The adorably named Loving Hut in Robinson is part of an international chain run by Ching Hai -- or, as she prefers to be called, Supreme Master Ching Hai -- a self-described spiritual leader and entrepreneur. The serene, yet oddly lit, dining room is decorated with all-white furnishings from nearby IKEA and dominated by a large ceiling mural of the heart-spangled Loving Hut logo. The walls are covered with pro-vegan quotes from the Supreme Master ("Be veg/Go green/2 Save the planet!"). A couple of flat-screen TVs run a continuous feed of the Supreme Master's cable channel, complete with onscreen translations in 18 languages.

It was a weird setup to be sure. But the word on the street was that the food was great, and not just by vegan standards. It helps that the menu consists primarily of Vietnamese-inspired dishes, so that the lack of dairy isn't a glaring omission. As for the lack of meat, Loving Hut's approach features the preparation of traditional recipes with textured soy protein and other meat substitutes, instead of the creation of alternative dishes. The menu has been pared down since Loving Hut opened; a small section of Western-style foods has been reduced to a lonely veggie burger.

Our meal began with two styles of summer roll which differed widely in ingredients and appeal. The ones called fresh summer rolls combined a variety of textures (crunchy carrots, crisp jicama, tender soy ham and soft tofu) with juicy lettuce and peppery basil, all in a moist rice wrapper. The hoisin-peanut dipping sauce enhanced these flavors with its earthy sweetness, and we felt we were on our way to an excellent meal.

Until, that is, we tasted the Loving Hut special rolls. Vermicelli was a venerable inclusion, but the soy paste with salted bean curd added a dubious texture and unpleasant flavor, while the proportion of lettuce to filling was all wrong. Even with healthy scoops of the dipping sauce, these rolls were somewhere on the spectrum between bland and inedible.

We brightened with the delivery of Lucky Lemongrass, in which soy did a very convincing impression of a chicken breast. Better still, it was coated with a crispy "skin" infused with pungent lemongrass and piquant red pepper, giving it an assertive, distinctive flavor. This was served alongside a mound of brown rice and, oddly, a small salad of mixed greens without any dressing. The kitchen was happy to supply a lemon wedge upon request, but we were not sure which principle of veganism would require a diner to eat dry greens.

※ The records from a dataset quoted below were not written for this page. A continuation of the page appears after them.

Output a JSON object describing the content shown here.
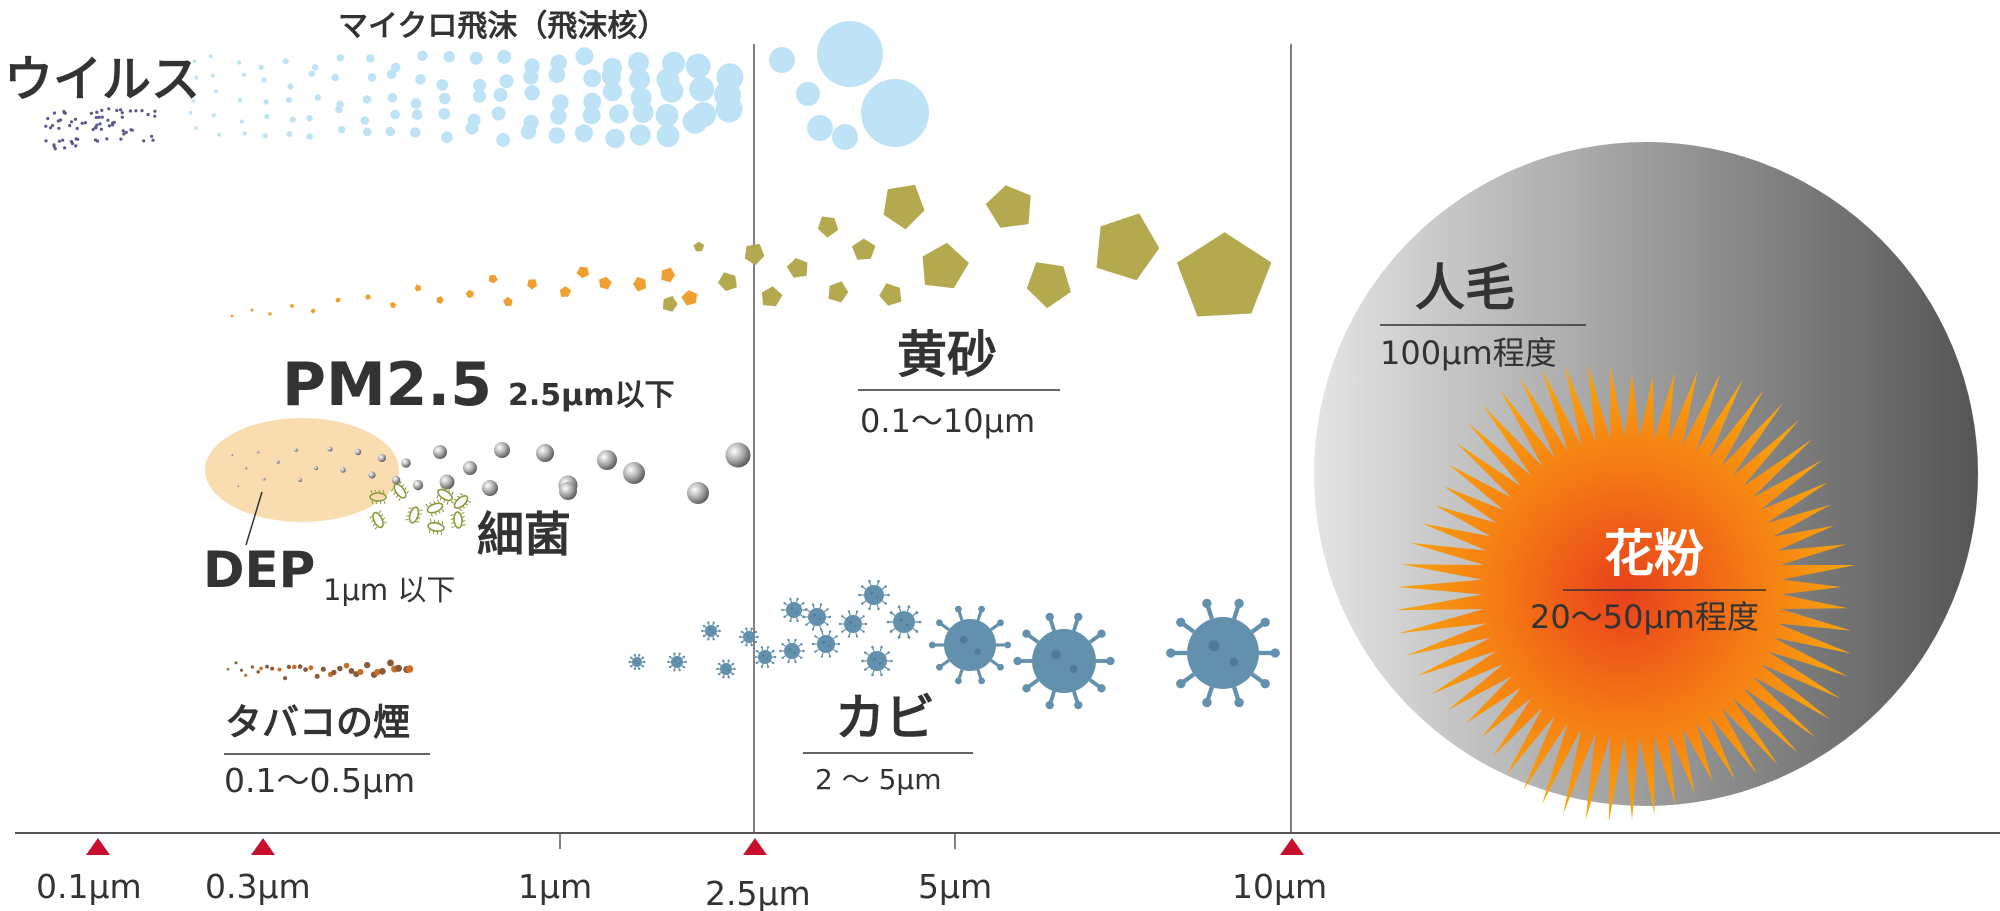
{
  "particles": {
    "virus": {
      "label": "ウイルス"
    },
    "micro_droplet": {
      "label": "マイクロ飛沫（飛沫核）"
    },
    "pm25": {
      "label": "PM2.5",
      "sub": "2.5μm以下"
    },
    "dep": {
      "label": "DEP",
      "sub": "1μm 以下"
    },
    "bacteria": {
      "label": "細菌"
    },
    "tobacco": {
      "label": "タバコの煙",
      "range": "0.1〜0.5μm"
    },
    "yellow_sand": {
      "label": "黄砂",
      "range": "0.1〜10μm"
    },
    "mold": {
      "label": "カビ",
      "range": "2 〜 5μm"
    },
    "hair": {
      "label": "人毛",
      "range": "100μm程度"
    },
    "pollen": {
      "label": "花粉",
      "range": "20〜50μm程度"
    }
  },
  "axis": {
    "ticks": [
      {
        "label": "0.1μm",
        "marker": "triangle"
      },
      {
        "label": "0.3μm",
        "marker": "triangle"
      },
      {
        "label": "1μm",
        "marker": "tick"
      },
      {
        "label": "2.5μm",
        "marker": "triangle"
      },
      {
        "label": "5μm",
        "marker": "tick"
      },
      {
        "label": "10μm",
        "marker": "triangle"
      }
    ]
  },
  "colors": {
    "text": "#333333",
    "marker": "#c8102e",
    "droplet": "#bfe3f6",
    "sand": "#b4a94e",
    "sand_small": "#f0a030",
    "mold": "#6290ad",
    "pm_ellipse": "#f9dcb0",
    "hair_light": "#e4e4e4",
    "hair_dark": "#555555",
    "pollen_outer": "#f7a60f",
    "pollen_inner": "#e8401c"
  }
}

The BBQ Noodle was a close analogue of traditional rice vermicelli with grilled "meats," fresh greens, herbs and sprouts on top, and a side dish of mildly sweet sauce for unifying the disparate textures. The soy protein came in two varieties, chicken and beef, and again, the resemblance was uncanny. But the coating of sauce, intended to further the mimicry of basted, grilled meat, was too heavy, even grainy with spices. Mixed with the noodles and greens, it was edible, but short of really enjoyable. The optional crispy roll alongside also seemed off, the texture within a little too soft, the flavors indistinct.

The bun hue, a spicy noodle soup, was unfortunately the nadir of our meal. None of the meat substitutes, not even the more familiar ones of tofu and mushrooms, had a pleasant texture or flavor, and the broth itself was thin, oily and virtually flavorless. We think that the intended effect was spicy beef broth, but, while soy protein may make a reasonable facsimile of meat, it can't replicate the rich result of beef and bones that have boiled for hours. We wish that Loving Hut hadn't even tried.

We took refuge in tasty ginger tofu, firm triangles of bean curd in a light sauce that was savory yet punctuated with the zingy notes of fresh ginger. "Guru fried rice" offered the promise of curry powder, but there was an unaccountably large proportion of mushy corn, which overwhelmed this otherwise salutary dish.

Loving Hut is a place where vegan dietary restrictions will be not only understood, but celebrated, and where the best dishes have full flavors and robust textures. As omnivores, we admire Loving Hut's uncanny ability to replicate meat -- at least some of the time -- in its vegan recipes. But the rest of the time, we would have been more satisfied if the kitchen emphasized a greater diversity of vegetables instead of recipes traditionally centered around meat.